APÓS DENÚNCIA DE PELANCA NO LUGAR DE CARNE, VEREADORES VOTAM CONTRA INVESTIGAÇÃO SOBRE CONTRATO DE MERENDA ESCOLAR EM EXTREMOZ/RN
Ao invés de carne, pelanca. Um vídeo que passou a circular há cerca de duas semanas, feito pela merendeira de uma escola municipal de Extremoz, na região metropolitana de Natal, viralizou na cidade ao mostrar o que seria pele e gordura animal no lugar da carne distribuída para a merenda dos alunos.
"Eles enrolam, botam num saco, você pensa que é carne, mas não é.

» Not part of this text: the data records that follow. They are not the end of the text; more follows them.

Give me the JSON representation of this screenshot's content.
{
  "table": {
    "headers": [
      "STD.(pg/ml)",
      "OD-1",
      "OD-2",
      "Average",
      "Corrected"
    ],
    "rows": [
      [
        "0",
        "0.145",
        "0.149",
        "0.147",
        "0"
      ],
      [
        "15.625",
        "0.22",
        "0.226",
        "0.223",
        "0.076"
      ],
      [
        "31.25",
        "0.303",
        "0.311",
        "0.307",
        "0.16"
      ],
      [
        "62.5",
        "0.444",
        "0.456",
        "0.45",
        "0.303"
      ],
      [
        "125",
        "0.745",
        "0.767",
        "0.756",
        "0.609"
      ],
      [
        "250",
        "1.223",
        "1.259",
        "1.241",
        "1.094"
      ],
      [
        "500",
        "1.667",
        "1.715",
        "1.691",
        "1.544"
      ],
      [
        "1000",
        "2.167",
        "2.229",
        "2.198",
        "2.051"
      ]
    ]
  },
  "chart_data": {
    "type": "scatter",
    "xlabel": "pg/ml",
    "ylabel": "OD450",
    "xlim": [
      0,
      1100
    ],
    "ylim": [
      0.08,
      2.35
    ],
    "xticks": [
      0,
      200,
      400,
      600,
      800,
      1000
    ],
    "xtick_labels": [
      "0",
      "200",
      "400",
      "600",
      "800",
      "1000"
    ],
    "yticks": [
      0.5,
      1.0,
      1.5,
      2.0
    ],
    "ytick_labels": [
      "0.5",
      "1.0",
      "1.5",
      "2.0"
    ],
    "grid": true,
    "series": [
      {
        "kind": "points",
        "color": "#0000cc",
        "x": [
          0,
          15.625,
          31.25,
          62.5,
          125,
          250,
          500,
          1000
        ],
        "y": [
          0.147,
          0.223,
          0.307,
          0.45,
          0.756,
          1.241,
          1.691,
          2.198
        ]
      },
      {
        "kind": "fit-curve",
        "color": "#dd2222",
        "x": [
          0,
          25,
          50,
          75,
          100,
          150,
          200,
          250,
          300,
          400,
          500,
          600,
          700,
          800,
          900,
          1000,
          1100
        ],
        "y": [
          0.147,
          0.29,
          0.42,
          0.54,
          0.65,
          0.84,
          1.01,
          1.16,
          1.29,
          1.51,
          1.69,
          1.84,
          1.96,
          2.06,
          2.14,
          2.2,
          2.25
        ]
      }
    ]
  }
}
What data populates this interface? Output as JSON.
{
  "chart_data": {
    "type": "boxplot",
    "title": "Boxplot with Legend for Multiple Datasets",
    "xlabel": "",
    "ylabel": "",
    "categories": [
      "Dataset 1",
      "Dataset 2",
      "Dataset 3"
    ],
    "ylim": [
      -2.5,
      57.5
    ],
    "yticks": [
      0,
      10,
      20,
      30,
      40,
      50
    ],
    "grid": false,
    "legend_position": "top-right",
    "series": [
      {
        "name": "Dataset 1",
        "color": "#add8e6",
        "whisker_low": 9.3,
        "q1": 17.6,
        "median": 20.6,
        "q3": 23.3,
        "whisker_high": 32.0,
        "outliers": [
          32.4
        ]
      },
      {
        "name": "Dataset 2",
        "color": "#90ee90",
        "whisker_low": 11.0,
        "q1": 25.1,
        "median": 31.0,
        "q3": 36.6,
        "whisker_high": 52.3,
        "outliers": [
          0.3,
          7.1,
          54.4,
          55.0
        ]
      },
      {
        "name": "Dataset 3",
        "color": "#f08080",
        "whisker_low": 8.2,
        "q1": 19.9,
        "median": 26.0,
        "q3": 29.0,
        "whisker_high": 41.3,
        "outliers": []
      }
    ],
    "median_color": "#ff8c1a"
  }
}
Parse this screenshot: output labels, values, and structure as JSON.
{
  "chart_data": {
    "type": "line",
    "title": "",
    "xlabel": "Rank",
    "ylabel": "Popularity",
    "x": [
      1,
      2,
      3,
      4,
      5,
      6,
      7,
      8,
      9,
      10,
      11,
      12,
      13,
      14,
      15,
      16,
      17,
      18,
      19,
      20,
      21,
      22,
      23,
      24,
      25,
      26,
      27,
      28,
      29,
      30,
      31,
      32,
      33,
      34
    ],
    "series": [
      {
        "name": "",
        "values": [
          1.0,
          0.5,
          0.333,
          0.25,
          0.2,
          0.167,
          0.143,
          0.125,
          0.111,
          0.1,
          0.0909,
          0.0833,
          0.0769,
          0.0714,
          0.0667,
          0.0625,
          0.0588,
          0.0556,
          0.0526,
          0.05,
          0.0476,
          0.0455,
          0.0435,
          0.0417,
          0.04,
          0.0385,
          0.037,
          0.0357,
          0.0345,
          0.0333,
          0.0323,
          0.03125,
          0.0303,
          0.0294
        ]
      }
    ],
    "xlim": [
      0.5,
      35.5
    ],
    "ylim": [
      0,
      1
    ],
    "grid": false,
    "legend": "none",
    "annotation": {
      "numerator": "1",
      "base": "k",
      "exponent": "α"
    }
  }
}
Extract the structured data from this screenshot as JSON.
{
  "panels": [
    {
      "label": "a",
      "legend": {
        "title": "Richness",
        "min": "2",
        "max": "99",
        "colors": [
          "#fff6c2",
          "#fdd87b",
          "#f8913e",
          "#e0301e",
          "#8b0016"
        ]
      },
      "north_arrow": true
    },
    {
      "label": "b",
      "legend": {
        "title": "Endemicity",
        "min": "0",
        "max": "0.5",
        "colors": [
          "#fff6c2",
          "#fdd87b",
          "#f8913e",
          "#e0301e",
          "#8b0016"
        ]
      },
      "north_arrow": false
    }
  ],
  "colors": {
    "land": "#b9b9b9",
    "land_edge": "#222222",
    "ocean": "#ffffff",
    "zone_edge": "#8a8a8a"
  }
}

É só uma 'péia' grossa. É luta para cortar. E não é só um pedaço não. Todos os pedaços vieram assim", relata a mulher, no vídeo.
O caso chegou ao conhecimento da Câmara Municipal, mas a maior parte dos vereadores do município negou um pedido de abertura de uma investigação sobre os contratos de fornecimento de merenda escolar.
Após a repercussão negativa da votação na cidade, os parlamentares aprovaram nesta terça (8) um pedido de informações à prefeitura.
A Secretaria de Educação do município confirmou que abriu uma sindicância interna para apurar o fato.
Câmara nega investigação
As imagens levaram o vereador Kilter Araújo (MDB) a pedir na Câmara a abertura de uma investigação e auditoria nos contratos do município para fornecimento da alimentação, mas o pedido foi negado por sete votos a um, no Poder Legislativo municipal.
O pedido foi feito durante a sessão parlamentar da última terça-feira (1º), de forma verbal. Somente o autor da proposta votou de forma favorável à abertura de uma investigação parlamentar e auditoria nos contratos.
Após a repercussão negativa, os parlamentares que votaram contrários à investigação justificaram os votos afirmando que entendem que, por ter sido feita de maneira verbal, a proposição estava em desacordo com o regimento interno.
No entanto, os parlamentares aprovaram nesta terça-feira (8) um pedido de informações à prefeitura, apresentado pelo vereador Fábio Vicente (PP), com prazo de 20 dias para que o Poder Executivo apresente respostas com esclarecimentos sobre supostas inadequação de produtos de origem alimentício que não estariam no padrão exigido no contrato.
A proposição aprovada, no entanto, não teve incluídos os pedidos de investigação e auditoria dos contratos, novamente solicitada pelo vereador Kilter.